It’s also worth noting that tool use, along with multimodality and human feedback, complicates the popular charge that these models are “just stochastic parrots” echoing their training data with no understanding. I find that debate interesting and quite unresolved, but it’s a detour from the machinery, so I’ve parked my attempt at both sides of it in a footnote.⁵

Putting it together: deciphering a model’s functionality

Remember the filename from the top, the one that made me close the tab? Meta-Llama-3-8B-Instruct.Q4_K_M.gguf. You can now read it left to right like a sentence:

Meta-Llama-3: the model family and version (Llama 3, from Meta).
8B: 8 billion parameters. Dense (no “active/total” split mentioned), so all 8B run per token.
Instruct: tuned to follow instructions and chat, so it’s ready to use, not a base model.
Q4_K_M: 4-bit K-quant, so roughly 8B × 0.5 bytes ≈ 4–5 GB of memory, comfortably runnable on a mid-range GPU or a decent laptop.
.gguf: packaged for llama.cpp / Ollama, the format for running on consumer hardware.

And those forty near-identical files differing only by suffix? Those are the same model at different quantization levels: Q8_0 (8-bit, bigger and safer), Q4_K_M (the sensible 4-bit default), Q2_K (squeezed hard, for when memory is tight and you’ll tolerate some quality loss), and so on. You’re not meant to download all of them; you pick the one that fits your hardware. The wall of cryptic files was just one model, offered at a range of sizes.

That’s the whole vocabulary. The field moves fast and the specific model names will be stale within months, but these concepts (parameters, precision, quantization, dense vs. MoE, local vs. hosted, base vs. instruct, context) seem relatively stable idioms, underneath the churn. The next time you open a model page, it should read like a menu instead of a ransom note.

So what can I actually run?

This was my original question, the one that sent me running from that Hugging Face page, so might as well circle back to it. The good news is you already have the pieces.

Start with how much fast memory you have. On a PC with a discrete GPU, that’s your VRAM (an RTX-class card might have 8, 12, 16, or 24GB). On Apple Silicon, it’s most of your unified memory (a 32GB or 64GB Mac, minus a few GB for the OS). That number, in gigabytes, is roughly your budget.

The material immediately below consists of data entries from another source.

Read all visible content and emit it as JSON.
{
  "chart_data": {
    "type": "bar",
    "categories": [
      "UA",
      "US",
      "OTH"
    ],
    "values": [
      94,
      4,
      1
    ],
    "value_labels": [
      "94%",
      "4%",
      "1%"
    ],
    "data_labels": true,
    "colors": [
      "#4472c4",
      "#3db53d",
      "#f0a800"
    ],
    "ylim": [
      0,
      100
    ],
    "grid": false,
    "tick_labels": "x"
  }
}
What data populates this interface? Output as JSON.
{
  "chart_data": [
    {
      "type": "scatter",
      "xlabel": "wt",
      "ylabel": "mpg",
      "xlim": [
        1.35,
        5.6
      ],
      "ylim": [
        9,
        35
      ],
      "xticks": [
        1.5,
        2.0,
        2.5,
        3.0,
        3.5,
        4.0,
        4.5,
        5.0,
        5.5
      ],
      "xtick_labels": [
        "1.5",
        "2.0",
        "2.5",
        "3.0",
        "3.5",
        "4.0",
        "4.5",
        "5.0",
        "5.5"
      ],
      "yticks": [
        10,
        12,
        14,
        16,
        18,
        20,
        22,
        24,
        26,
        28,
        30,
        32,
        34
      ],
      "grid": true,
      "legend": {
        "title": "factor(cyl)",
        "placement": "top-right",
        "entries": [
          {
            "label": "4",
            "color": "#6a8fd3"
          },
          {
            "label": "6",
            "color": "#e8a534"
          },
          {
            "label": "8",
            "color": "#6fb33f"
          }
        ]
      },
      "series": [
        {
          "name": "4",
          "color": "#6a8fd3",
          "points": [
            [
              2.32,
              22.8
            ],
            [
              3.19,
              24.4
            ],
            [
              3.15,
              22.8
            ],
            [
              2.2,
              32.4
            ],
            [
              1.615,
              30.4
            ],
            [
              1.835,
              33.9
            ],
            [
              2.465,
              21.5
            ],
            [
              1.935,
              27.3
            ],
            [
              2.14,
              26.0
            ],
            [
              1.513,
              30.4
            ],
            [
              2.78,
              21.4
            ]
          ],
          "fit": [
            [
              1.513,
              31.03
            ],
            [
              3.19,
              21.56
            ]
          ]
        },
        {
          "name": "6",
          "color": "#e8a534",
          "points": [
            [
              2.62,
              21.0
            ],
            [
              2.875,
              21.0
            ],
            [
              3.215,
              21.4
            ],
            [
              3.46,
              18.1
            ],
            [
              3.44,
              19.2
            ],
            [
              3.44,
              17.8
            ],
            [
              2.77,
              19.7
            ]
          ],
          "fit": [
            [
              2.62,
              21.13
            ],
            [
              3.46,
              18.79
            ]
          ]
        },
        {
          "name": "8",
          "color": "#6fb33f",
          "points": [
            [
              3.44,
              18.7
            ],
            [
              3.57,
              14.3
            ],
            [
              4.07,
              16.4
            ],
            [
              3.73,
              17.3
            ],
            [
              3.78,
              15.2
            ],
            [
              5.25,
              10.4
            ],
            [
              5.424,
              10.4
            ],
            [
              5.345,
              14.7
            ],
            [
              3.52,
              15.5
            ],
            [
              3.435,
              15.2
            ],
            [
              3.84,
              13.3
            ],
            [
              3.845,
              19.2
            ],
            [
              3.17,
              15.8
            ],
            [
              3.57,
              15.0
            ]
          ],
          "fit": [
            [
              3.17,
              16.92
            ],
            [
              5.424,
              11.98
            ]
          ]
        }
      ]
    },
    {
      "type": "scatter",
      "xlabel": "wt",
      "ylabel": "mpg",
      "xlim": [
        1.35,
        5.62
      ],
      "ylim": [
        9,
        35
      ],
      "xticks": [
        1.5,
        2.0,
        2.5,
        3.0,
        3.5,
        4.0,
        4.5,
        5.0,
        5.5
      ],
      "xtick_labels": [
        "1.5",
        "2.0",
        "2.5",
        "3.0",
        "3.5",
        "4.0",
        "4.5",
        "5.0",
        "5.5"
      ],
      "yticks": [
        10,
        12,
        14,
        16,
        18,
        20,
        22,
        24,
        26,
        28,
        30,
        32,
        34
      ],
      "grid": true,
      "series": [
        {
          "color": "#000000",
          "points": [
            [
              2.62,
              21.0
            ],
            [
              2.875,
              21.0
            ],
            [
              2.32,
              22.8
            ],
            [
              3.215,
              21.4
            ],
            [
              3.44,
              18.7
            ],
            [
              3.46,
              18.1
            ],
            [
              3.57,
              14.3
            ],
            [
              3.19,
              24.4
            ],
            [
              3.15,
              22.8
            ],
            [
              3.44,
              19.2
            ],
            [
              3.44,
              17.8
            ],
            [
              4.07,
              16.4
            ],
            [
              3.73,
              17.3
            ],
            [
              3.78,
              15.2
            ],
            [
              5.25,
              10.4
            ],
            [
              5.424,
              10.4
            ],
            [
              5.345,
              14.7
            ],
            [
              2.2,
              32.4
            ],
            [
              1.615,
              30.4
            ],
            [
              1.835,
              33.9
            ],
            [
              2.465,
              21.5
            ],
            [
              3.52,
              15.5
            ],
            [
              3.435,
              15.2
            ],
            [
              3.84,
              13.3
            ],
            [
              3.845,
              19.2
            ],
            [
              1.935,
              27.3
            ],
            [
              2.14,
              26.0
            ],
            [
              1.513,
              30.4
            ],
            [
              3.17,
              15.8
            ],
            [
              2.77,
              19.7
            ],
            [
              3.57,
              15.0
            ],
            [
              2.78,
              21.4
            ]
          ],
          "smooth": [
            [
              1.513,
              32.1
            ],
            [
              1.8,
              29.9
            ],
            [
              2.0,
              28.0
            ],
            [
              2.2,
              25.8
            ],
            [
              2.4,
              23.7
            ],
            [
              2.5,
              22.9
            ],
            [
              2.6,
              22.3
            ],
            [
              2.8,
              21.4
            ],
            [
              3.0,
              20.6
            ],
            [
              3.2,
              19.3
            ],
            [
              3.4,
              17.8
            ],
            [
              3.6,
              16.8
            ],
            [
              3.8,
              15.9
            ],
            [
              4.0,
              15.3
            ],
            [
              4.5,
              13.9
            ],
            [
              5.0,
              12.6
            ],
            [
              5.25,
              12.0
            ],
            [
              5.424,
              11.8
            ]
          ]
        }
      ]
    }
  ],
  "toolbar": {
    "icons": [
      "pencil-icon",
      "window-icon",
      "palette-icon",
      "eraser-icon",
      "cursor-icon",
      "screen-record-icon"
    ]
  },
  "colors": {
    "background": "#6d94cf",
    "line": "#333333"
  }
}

Then use the precision math from earlier: a model needs about (parameters × bytes-per-parameter) of memory, and at the common 4-bit quantization that’s roughly half a byte per parameter. So a 7–8B model at 4-bit wants ~4–5GB, a 13B wants ~8GB, a 30B-ish wants ~18–20GB, and a 70B wants ~40GB (which is why the big ones need either a high-end card, a Mac with lots of unified memory, or splitting across two GPUs). Leave yourself a few GB of headroom on top, because the KV cache for your context eats memory too, and that grows with how much text you feed in. The practical rule: pick the largest model whose 4-bit size leaves comfortable room under your memory budget. A model that fits and runs fast beats a bigger one that spills into slow memory and crawls.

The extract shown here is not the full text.